Ethiopia may face further power shortages because of low water levels at dams after a poor rainy season, an official said, following two days of sporadic cuts caused by technical faults at hydropower plants.
Unspecified issues at a substation serving Oromia region’s Gibe 1 and 2 plants, which together can produce as much as 604 megawatts, and a shutdown at the 320-megawatt Tana Beles installation in Amhara state, caused the outages on Nov. 28-29, Ministry of Water, Irrigation and Energy spokesman Bezuneh Tolcha said Monday by phone.
The drought affecting the east of the country that’s left 8.2 million Ethiopians in need of food aid wasn’t related to the outages, though that may change in the coming months unless there’s non-seasonal rainfall, he said.

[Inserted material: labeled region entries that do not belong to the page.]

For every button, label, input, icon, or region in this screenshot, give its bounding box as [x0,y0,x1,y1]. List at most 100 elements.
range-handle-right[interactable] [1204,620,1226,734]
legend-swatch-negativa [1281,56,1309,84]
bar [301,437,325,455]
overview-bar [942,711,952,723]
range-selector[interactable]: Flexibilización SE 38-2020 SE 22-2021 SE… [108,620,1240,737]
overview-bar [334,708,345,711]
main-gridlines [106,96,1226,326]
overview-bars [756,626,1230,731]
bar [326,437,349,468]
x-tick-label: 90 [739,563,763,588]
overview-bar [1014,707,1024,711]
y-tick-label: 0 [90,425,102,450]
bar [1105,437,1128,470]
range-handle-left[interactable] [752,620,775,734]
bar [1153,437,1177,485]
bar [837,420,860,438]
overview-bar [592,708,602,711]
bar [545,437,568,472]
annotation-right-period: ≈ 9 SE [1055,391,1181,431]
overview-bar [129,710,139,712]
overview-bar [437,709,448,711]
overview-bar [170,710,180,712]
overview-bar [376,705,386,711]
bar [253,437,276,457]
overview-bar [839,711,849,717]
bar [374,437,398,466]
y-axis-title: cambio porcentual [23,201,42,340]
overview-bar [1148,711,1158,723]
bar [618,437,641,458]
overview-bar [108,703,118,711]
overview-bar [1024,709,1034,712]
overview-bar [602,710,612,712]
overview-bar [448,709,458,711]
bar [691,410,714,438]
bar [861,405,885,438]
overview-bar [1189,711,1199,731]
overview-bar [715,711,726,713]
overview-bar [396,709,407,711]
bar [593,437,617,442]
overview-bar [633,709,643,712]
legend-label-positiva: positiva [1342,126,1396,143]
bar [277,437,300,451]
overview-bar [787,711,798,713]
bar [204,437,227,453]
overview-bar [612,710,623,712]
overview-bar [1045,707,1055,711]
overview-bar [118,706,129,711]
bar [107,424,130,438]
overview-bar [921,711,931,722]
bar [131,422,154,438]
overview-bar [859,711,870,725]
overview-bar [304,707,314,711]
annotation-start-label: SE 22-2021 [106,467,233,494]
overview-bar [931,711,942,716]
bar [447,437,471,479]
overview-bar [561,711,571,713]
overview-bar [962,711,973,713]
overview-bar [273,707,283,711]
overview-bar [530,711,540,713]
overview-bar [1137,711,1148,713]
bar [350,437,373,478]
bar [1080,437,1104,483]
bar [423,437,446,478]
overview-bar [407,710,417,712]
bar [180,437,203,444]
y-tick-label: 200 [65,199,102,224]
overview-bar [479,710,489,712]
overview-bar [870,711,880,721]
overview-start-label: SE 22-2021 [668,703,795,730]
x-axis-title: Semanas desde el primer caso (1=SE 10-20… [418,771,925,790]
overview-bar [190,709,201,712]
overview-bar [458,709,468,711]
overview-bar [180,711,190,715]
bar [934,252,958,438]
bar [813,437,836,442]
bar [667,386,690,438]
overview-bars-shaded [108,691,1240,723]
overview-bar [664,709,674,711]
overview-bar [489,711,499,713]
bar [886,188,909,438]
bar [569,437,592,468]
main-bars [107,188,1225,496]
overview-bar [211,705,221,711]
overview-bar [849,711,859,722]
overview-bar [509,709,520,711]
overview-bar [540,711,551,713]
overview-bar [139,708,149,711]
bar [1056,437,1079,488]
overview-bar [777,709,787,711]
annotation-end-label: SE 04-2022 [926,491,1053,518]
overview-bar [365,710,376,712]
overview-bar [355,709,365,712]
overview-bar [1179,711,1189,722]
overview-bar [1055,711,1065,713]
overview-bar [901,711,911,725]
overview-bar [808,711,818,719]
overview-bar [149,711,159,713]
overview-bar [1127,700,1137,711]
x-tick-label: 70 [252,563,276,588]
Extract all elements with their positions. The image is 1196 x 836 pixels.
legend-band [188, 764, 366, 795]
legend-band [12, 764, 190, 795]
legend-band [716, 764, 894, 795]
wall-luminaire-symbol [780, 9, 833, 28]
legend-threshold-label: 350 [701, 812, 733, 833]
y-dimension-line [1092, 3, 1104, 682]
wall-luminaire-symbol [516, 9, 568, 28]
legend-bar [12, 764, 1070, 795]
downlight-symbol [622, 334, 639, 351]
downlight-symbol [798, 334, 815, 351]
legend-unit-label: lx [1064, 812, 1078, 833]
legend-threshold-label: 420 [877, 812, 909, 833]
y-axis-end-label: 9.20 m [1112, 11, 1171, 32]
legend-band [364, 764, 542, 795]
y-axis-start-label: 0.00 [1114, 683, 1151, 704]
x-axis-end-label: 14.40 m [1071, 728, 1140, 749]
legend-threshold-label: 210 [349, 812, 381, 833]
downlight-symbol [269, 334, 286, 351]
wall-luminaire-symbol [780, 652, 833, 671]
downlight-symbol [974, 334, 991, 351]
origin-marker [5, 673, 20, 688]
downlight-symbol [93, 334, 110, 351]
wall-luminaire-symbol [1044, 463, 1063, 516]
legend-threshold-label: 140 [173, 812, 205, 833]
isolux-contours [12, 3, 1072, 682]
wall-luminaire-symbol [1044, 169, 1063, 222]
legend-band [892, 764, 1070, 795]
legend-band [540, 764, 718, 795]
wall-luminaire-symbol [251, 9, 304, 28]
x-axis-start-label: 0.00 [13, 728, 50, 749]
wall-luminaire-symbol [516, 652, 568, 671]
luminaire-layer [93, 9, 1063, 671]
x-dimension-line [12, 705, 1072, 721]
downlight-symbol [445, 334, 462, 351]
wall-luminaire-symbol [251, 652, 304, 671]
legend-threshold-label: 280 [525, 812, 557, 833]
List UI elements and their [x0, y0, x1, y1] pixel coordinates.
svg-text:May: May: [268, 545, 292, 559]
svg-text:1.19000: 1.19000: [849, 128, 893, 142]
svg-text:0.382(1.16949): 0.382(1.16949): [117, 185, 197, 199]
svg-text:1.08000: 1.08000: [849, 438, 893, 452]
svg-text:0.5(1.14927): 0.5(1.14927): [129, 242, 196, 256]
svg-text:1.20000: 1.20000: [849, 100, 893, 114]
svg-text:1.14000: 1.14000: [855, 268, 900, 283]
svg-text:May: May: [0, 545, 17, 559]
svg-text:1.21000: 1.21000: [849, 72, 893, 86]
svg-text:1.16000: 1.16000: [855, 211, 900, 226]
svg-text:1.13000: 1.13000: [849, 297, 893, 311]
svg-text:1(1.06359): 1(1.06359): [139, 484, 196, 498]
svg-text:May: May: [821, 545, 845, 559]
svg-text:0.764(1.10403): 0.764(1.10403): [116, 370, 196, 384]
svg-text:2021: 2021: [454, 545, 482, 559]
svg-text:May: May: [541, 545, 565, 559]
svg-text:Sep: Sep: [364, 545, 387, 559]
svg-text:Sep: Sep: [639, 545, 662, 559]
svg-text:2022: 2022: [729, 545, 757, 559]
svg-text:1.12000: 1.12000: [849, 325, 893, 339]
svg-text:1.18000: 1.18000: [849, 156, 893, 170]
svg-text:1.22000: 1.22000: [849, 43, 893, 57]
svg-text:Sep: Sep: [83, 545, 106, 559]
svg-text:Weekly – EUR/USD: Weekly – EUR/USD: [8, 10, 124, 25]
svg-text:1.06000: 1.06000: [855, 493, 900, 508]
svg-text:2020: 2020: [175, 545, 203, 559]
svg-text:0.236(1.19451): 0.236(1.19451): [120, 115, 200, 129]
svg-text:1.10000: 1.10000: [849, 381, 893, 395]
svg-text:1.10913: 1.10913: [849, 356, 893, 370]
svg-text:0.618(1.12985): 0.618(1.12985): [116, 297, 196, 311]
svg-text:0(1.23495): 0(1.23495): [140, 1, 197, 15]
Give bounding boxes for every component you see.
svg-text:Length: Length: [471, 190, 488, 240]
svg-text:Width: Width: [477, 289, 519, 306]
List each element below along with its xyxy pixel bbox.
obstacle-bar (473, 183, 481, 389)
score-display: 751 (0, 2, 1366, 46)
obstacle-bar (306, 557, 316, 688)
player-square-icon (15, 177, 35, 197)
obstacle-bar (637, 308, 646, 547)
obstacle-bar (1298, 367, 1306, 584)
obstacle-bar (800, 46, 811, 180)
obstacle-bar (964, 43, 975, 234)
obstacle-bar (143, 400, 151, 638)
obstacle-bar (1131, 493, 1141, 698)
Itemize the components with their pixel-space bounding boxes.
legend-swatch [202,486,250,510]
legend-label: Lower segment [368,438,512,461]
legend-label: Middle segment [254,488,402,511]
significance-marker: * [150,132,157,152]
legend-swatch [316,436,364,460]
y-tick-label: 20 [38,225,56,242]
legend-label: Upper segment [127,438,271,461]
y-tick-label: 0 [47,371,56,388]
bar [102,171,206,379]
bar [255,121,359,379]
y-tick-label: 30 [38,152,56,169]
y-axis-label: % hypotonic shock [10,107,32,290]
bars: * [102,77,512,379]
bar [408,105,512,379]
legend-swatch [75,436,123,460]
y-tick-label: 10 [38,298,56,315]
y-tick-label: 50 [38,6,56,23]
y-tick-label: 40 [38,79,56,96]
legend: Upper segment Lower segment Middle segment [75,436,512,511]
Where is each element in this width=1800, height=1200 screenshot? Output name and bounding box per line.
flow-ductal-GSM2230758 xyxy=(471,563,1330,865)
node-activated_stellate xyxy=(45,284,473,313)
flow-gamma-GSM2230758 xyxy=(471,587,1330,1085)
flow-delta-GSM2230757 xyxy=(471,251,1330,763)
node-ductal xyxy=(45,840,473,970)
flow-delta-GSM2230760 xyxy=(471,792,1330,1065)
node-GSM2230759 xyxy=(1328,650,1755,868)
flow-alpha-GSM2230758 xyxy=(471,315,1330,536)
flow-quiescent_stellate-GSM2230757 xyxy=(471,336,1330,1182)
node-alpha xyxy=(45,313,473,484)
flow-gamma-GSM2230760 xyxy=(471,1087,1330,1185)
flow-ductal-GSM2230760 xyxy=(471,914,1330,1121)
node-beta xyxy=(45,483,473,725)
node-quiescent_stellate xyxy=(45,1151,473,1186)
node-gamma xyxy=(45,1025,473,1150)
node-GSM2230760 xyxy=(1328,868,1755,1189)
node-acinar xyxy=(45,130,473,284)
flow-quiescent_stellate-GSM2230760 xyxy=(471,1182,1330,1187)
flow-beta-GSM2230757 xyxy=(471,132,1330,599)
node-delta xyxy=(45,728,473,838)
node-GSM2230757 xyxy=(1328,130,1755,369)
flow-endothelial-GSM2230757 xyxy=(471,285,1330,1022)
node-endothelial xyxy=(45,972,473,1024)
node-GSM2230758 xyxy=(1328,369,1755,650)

“There has been a shortage of rain all over country,” he said from the capital, Addis Ababa. “The dams have not collected as much water as they can collect.”
Growth in Ethiopia, Africa’s second-most populous nation and largest coffee producer, was 8.7 percent last year and may be 8.1 percent this fiscal year, according to the International Monetary Fund. The drought threatens to crimp economic expansion in a country where 39 percent of output stems from agriculture, about 90 percent of which relies on rain.

Water Shortages

The 300-megawatt capacity Tekeze Hydropower Project in the drought-affected Tigray region is producing only 10 megawatts, Prime Minister Hailemariam Desalegn was cited as saying in an interview with The Reporter, an Addis Ababa-based newspaper, published on Nov. 28.
Two months after the end of the main rainy season, there are severe water shortages at the country’s oldest dam at Koka on the Awash River, which can generate 42 megawatts, and the 153-megawatt Melka Wakena on the Wabe Shabelle in east Oromia, Hailemariam said.
Over 94 percent of Ethiopia’s electricity was generated by hydropower in the last quarter of the fiscal year that ended July 7, and production increased 3.5 percent to 2,300 gigawatt hours compared with the year before, according to central bank data. The first two turbines from the 1,870-megawatt Gibe III plant have started producing power, Bezuneh said, without giving details.
The construction of Africa’s largest power station, the 6,000-megawatt Grand Ethiopian Renaissance Dam, is scheduled for completion in mid-2017 and it may annually produce as much as 15,860 gigawatt-hours of electricity.